The word is Japanese and, in broad terms, it means "delicious." Apparently, the person who began to coin this term was the Japanese Kikunae Ikeda, to describe foods with a very intense and delicious flavor that, just by their presence, enhance the taste of others.

It was in the year 1908 when this scientist discovered that the pronounced flavor of the broth from boiling Kombu seaweed was due to "monosodium glutamate," also called ajinomoto. Kikunae noticed that the flavor of glutamate was unlike any of the four known tastes. That's when he labeled the taste of this flavor-enhancing powder as Umami. Hence, ajinomoto or glutamate is considered practically pure Umami.

Where Will You Find Umami in Foods?

Gradually, the fifth taste has been detected in many foods that are already part of our lives. Some examples include cured ham (yes, that intense flavor it has is the taste of Umami!), cheese, anchovies, ripe tomatoes, and soy sauce.
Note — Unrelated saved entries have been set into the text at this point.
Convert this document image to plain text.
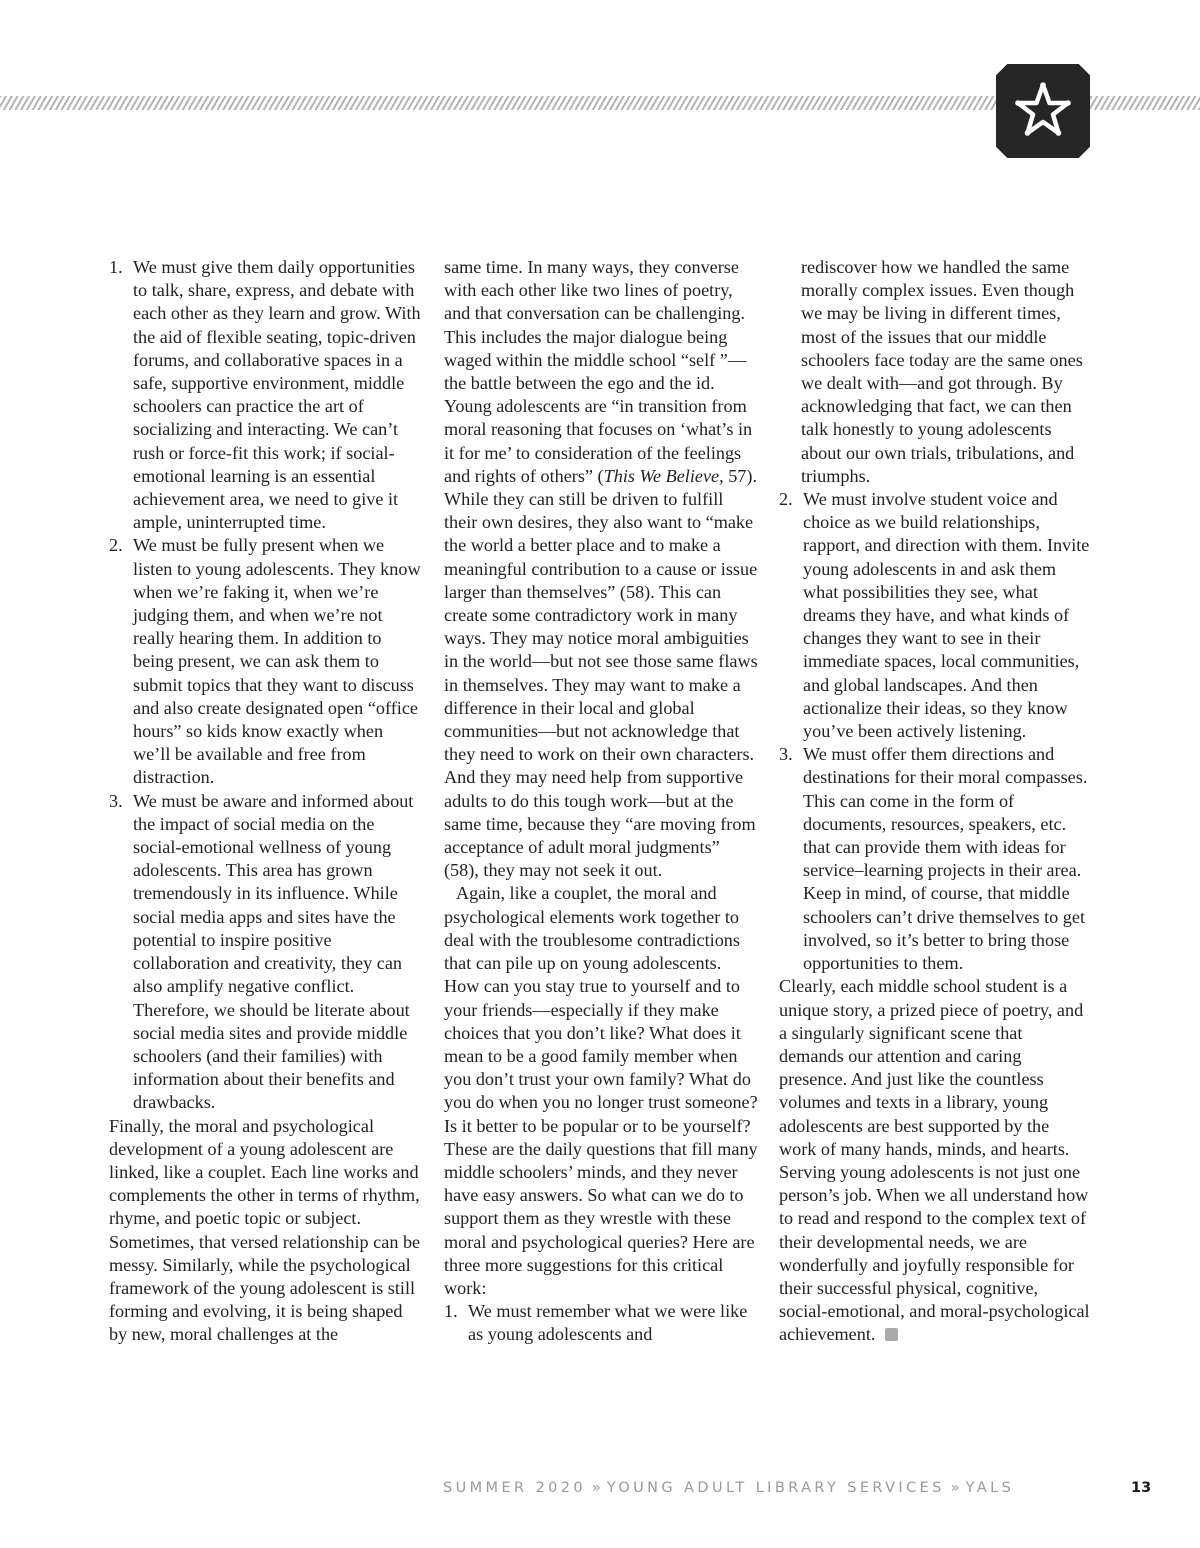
1. We must give them daily opportunities to talk, share, express, and debate with each other as they learn and grow. With the aid of flexible seating, topic-driven forums, and collaborative spaces in a safe, supportive environment, middle schoolers can practice the art of socializing and interacting. We can’t rush or force-fit this work; if social-emotional learning is an essential achievement area, we need to give it ample, uninterrupted time.
2. We must be fully present when we listen to young adolescents. They know when we’re faking it, when we’re judging them, and when we’re not really hearing them. In addition to being present, we can ask them to submit topics that they want to discuss and also create designated open “office hours” so kids know exactly when we’ll be available and free from distraction.
3. We must be aware and informed about the impact of social media on the social-emotional wellness of young adolescents. This area has grown tremendously in its influence. While social media apps and sites have the potential to inspire positive collaboration and creativity, they can also amplify negative conflict. Therefore, we should be literate about social media sites and provide middle schoolers (and their families) with information about their benefits and drawbacks.

Finally, the moral and psychological development of a young adolescent are linked, like a couplet. Each line works and complements the other in terms of rhythm, rhyme, and poetic topic or subject. Sometimes, that versed relationship can be messy. Similarly, while the psychological framework of the young adolescent is still forming and evolving, it is being shaped by new, moral challenges at the

same time. In many ways, they converse with each other like two lines of poetry, and that conversation can be challenging. This includes the major dialogue being waged within the middle school “self ”—the battle between the ego and the id. Young adolescents are “in transition from moral reasoning that focuses on ‘what’s in it for me’ to consideration of the feelings and rights of others” (This We Believe, 57). While they can still be driven to fulfill their own desires, they also want to “make the world a better place and to make a meaningful contribution to a cause or issue larger than themselves” (58). This can create some contradictory work in many ways. They may notice moral ambiguities in the world—but not see those same flaws in themselves. They may want to make a difference in their local and global communities—but not acknowledge that they need to work on their own characters. And they may need help from supportive adults to do this tough work—but at the same time, because they “are moving from acceptance of adult moral judgments” (58), they may not seek it out.

Again, like a couplet, the moral and psychological elements work together to deal with the troublesome contradictions that can pile up on young adolescents. How can you stay true to yourself and to your friends—especially if they make choices that you don’t like? What does it mean to be a good family member when you don’t trust your own family? What do you do when you no longer trust someone? Is it better to be popular or to be yourself? These are the daily questions that fill many middle schoolers’ minds, and they never have easy answers. So what can we do to support them as they wrestle with these moral and psychological queries? Here are three more suggestions for this critical work:

1. We must remember what we were like as young adolescents and

rediscover how we handled the same morally complex issues. Even though we may be living in different times, most of the issues that our middle schoolers face today are the same ones we dealt with—and got through. By acknowledging that fact, we can then talk honestly to young adolescents about our own trials, tribulations, and triumphs.

2. We must involve student voice and choice as we build relationships, rapport, and direction with them. Invite young adolescents in and ask them what possibilities they see, what dreams they have, and what kinds of changes they want to see in their immediate spaces, local communities, and global landscapes. And then actionalize their ideas, so they know you’ve been actively listening.
3. We must offer them directions and destinations for their moral compasses. This can come in the form of documents, resources, speakers, etc. that can provide them with ideas for service–learning projects in their area. Keep in mind, of course, that middle schoolers can’t drive themselves to get involved, so it’s better to bring those opportunities to them.

Clearly, each middle school student is a unique story, a prized piece of poetry, and a singularly significant scene that demands our attention and caring presence. And just like the countless volumes and texts in a library, young adolescents are best supported by the work of many hands, minds, and hearts. Serving young adolescents is not just one person’s job. When we all understand how to read and respond to the complex text of their developmental needs, we are wonderfully and joyfully responsible for their successful physical, cognitive, social-emotional, and moral-psychological achievement.

SUMMER 2020 » YOUNG ADULT LIBRARY SERVICES » YALS	13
In addition to being different from the tastes we knew, although we might have been sensing it without giving it a name, Umami has been studied for enhancing the flavor of the ingredients it mixes with. A good example is when we enrich a stew or broth with a ham bone. We are intensifying the overall flavor of the dish (adding more Umami) and not just giving it the flavor of the specific ingredient, which in this case would be the ham.

This happens, like the best things in life, due to a matter of chemistry.



Matcha Tea, a Source of Umami:

One of the most potent sources of Umami that we can find among the foods available in the West is matcha tea. When it is of ceremonial quality and has been harvested following the artisanal process, its velvety and intense flavor brings us a wave of Umami.



Now that you know where to find the fifth taste, we're confident you'll perceive it, at the very least, once a day.